Changer : oui, mais…j’ai peur

Je connais beaucoup de personnes qui disent vouloir changer. Pas complètement, bien sûr, mais changer un aspect de leur personnalité ou de leur comportement qui leur porte préjudice.

Ces personnes viennent me consulter en tant que coach et, souvent, en fin de premier entretien, elles me disent : « En fait, je m’aime bien comme je suis ; je veux changer mais… »

Vous reconnaissez le fameux « Oui, mais » qui vous empêche de progresser ?

C’est normal. Vous voulez changer et vous avez peur en même temps.
Peur de quoi ? Peur de vous perdre, peur de devenir étranger à vous-même…

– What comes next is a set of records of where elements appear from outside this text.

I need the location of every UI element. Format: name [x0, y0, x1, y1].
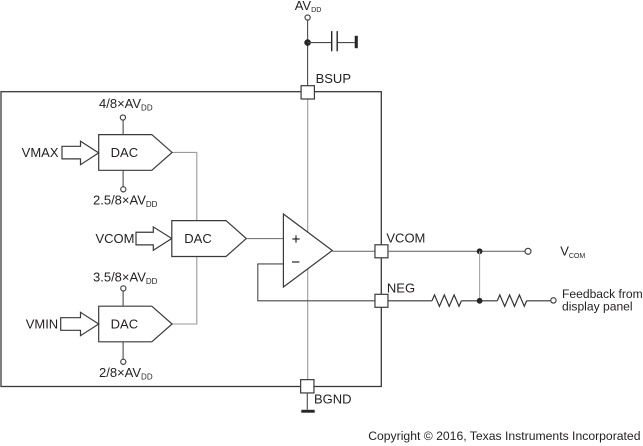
- junction NEG/divider: [477, 298, 483, 304]
- wire BSUP to BGND vertical rail: [307, 99, 309, 380]
- DAC U1 (VMAX DAC): [99, 135, 172, 171]
- svg-text:DAC: DAC: [111, 145, 138, 160]
- wire AVDD down to BSUP pad: [307, 20, 309, 86]
- wire BGND pad to ground: [306, 393, 308, 410]
- terminal 3.5/8xAVDD: [121, 286, 126, 291]
- wire capacitor to ground bar: [338, 42, 355, 44]
- svg-text:DAC: DAC: [111, 317, 138, 332]
- pin VCOM pad: [375, 245, 388, 258]
- junction AVDD/cap: [304, 39, 311, 46]
- pin NEG pad: [375, 294, 388, 307]
- svg-text:Copyright © 2016, Texas Instru: Copyright © 2016, Texas Instruments Inco…: [368, 429, 640, 443]
- op-amp U4: [283, 214, 332, 287]
- input arrow VMAX: [62, 141, 99, 165]
- input arrow VCOM: [136, 227, 172, 250]
- ground bar at capacitor: [355, 36, 358, 48]
- wire R1 to R2: [461, 300, 497, 302]
- terminal 4/8xAVDD: [120, 115, 125, 120]
- wire R2 to feedback terminal: [527, 300, 551, 302]
- terminal VCOM output: [525, 248, 531, 254]
- resistor R1: [432, 295, 461, 306]
- wire op-amp inverting feedback loop to NEG pad: [258, 264, 375, 301]
- DAC U3 (VMIN DAC): [99, 306, 172, 342]
- pin BGND pad: [301, 380, 314, 393]
- input arrow VMIN: [61, 312, 99, 335]
- wire 3.5/8 terminal to DAC3: [122, 291, 124, 306]
- svg-text:display panel: display panel: [562, 299, 633, 313]
- pin BSUP pad: [301, 86, 314, 99]
- DAC U2 (VCOM DAC): [172, 221, 247, 257]
- wire DAC2 output to op-amp: [246, 238, 283, 240]
- ground bar BGND: [301, 410, 314, 413]
- terminal 2/8xAVDD: [121, 359, 126, 364]
- svg-text:VCOM: VCOM: [386, 231, 425, 246]
- IC block outline: [1, 92, 381, 387]
- wire 4/8 terminal to DAC1: [122, 120, 124, 134]
- wire DAC1-output to DAC3-output vertical connector: [172, 152, 197, 324]
- terminal feedback: [551, 298, 556, 303]
- wire NEG pad to resistor R1: [388, 300, 432, 302]
- wire DAC3 to 2/8 terminal: [122, 342, 124, 359]
- svg-text:VCOM: VCOM: [96, 231, 135, 246]
- wire VCOM pad to VCOM terminal: [388, 250, 525, 252]
- terminal 2.5/8xAVDD: [121, 187, 126, 192]
- wire junction VCOM down to NEG junction: [479, 251, 481, 300]
- op-amp plus marking: [292, 238, 299, 240]
- svg-text:VMAX: VMAX: [22, 145, 59, 160]
- svg-text:NEG: NEG: [387, 280, 415, 295]
- op-amp minus marking: [292, 261, 299, 263]
- wire op-amp output to VCOM pad: [332, 250, 375, 252]
- capacitor C1 plates: [331, 31, 333, 51]
- wire DAC1 to 2.5/8 terminal: [122, 170, 124, 186]
- resistor R2: [497, 295, 526, 306]
- wire junction to capacitor: [308, 42, 332, 44]
- svg-text:VMIN: VMIN: [26, 317, 59, 332]
- svg-text:BSUP: BSUP: [316, 71, 351, 86]
- svg-text:DAC: DAC: [184, 231, 211, 246]
- svg-text:BGND: BGND: [314, 391, 352, 406]
- junction VCOM/divider: [477, 248, 483, 254]
- terminal AVDD: [305, 15, 310, 20]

Vous voyez, dès qu’on parle de changement, on y associe la peur.

C’est vrai que le plus grand obstacle à notre progression, à notre développement personnel, c’est bel et bien la PEUR. Nous avons peur de beaucoup de choses, chacun peut dresser la liste de ses peurs.

Byron Katie dans son livre « Investiguez vos pensées. Changez le monde », écrit :
« La peur n’a que deux causes : la pensée de perdre ce que vous avez et la pensée de ne pas avoir ce que vous voulez. »

Cette définition s’applique parfaitement au processus du changement : nous avons peur de perdre quelque chose, d’autant plus peur que nous ne savons pas si nous allons gagner quelque chose en contrepartie de cette perte.

Nous avons peur de quitter ce qu’on appelle en coaching notre zone de confort. Et cette peur, la plupart du temps, est plus forte que notre désir de changer.

Heureusement, il y a des techniques et des méthodes pour contourner ces obstacles et c’est ce que je vais vous présenter maintenant.

Le changement est opposé à la routine.
Bien sûr, cette routine nous est nécessaire, elle nous permet de penser et d’agir d’une manière automatique, pour tout ce qui est du quotidien. Cette routine est constituée des habitudes que nous nous sommes créées. Mais parmi ces habitudes, il y en a qui ne vous sont plus utiles ou qui vous empêchent de progresser.

Le changement va donc consister, non pas à éliminer les habitudes dont vous ne voulez plus, mais à en créer de nouvelles.

Vous allez vous créer de nouvelles habitudes, en douceur, de manière imperceptible, pour que votre « cerveau » reste tranquille et continue de croire que vous êtes toujours dans votre cercle d’habitudes.

Votre cerveau ? Plus précisément, ce petit organe appelé l’amygdale et qui est logé dans la partie de notre cerveau qu’on appelle le cerveau mammalien.

Comme l’écrit le psychologue américain Robert Maurer, dans son petit ouvrage : « Un petit pas peut changer votre vie » :
« Chaque fois que notre désir de changement connaît un blocage, c’est le fait de notre cerveau mammalien. C’est en lui qu’est logée l’amygdale, essentielle à notre survie car elle génère les réactions de fuite ou de combat, un mécanisme d’alerte commun à tous les mammifères. Elle commande à certaines parties de notre corps de réagir face à une situation de péril immédiat et, pour cela, elle peut stopper les pensées rationnelles et créatives susceptibles d’interférer avec la nécessité physique vitale de fuir ou de combattre.
Le problème que pose l’amygdale avec sa réponse « fuir ou combattre » c’est qu’elle déclenche le signal d’alarme chaque fois que nous faisons un écart dans notre routine rassurante. Le cerveau est ainsi conçu que tout défi, tout imprévu ou tout désir de changement provoque en nous un certain degré de peur. »

Les méthodes et techniques proposées vont vous permettre de « contourner » l’amygdale et d’éviter ainsi qu’elle ne déclenche le programme « Sauve qui peut ! ».

Avant de vous présenter ces méthodes et techniques, je vous propose de prendre quelques minutes de réflexion et de poser par écrit ce que vous voulez changer. Attention, il est important que ce changement ne dépende que de vous !
Vous divisez votre feuille en trois colonnes :
• Première colonne : le ou les changement(s) que je veux
• Deuxième colonne : ce qui m’empêche aujourd’hui d’opérer ces changements
• Troisième colonne : la peur qui se cache en dessous de ces obstacles.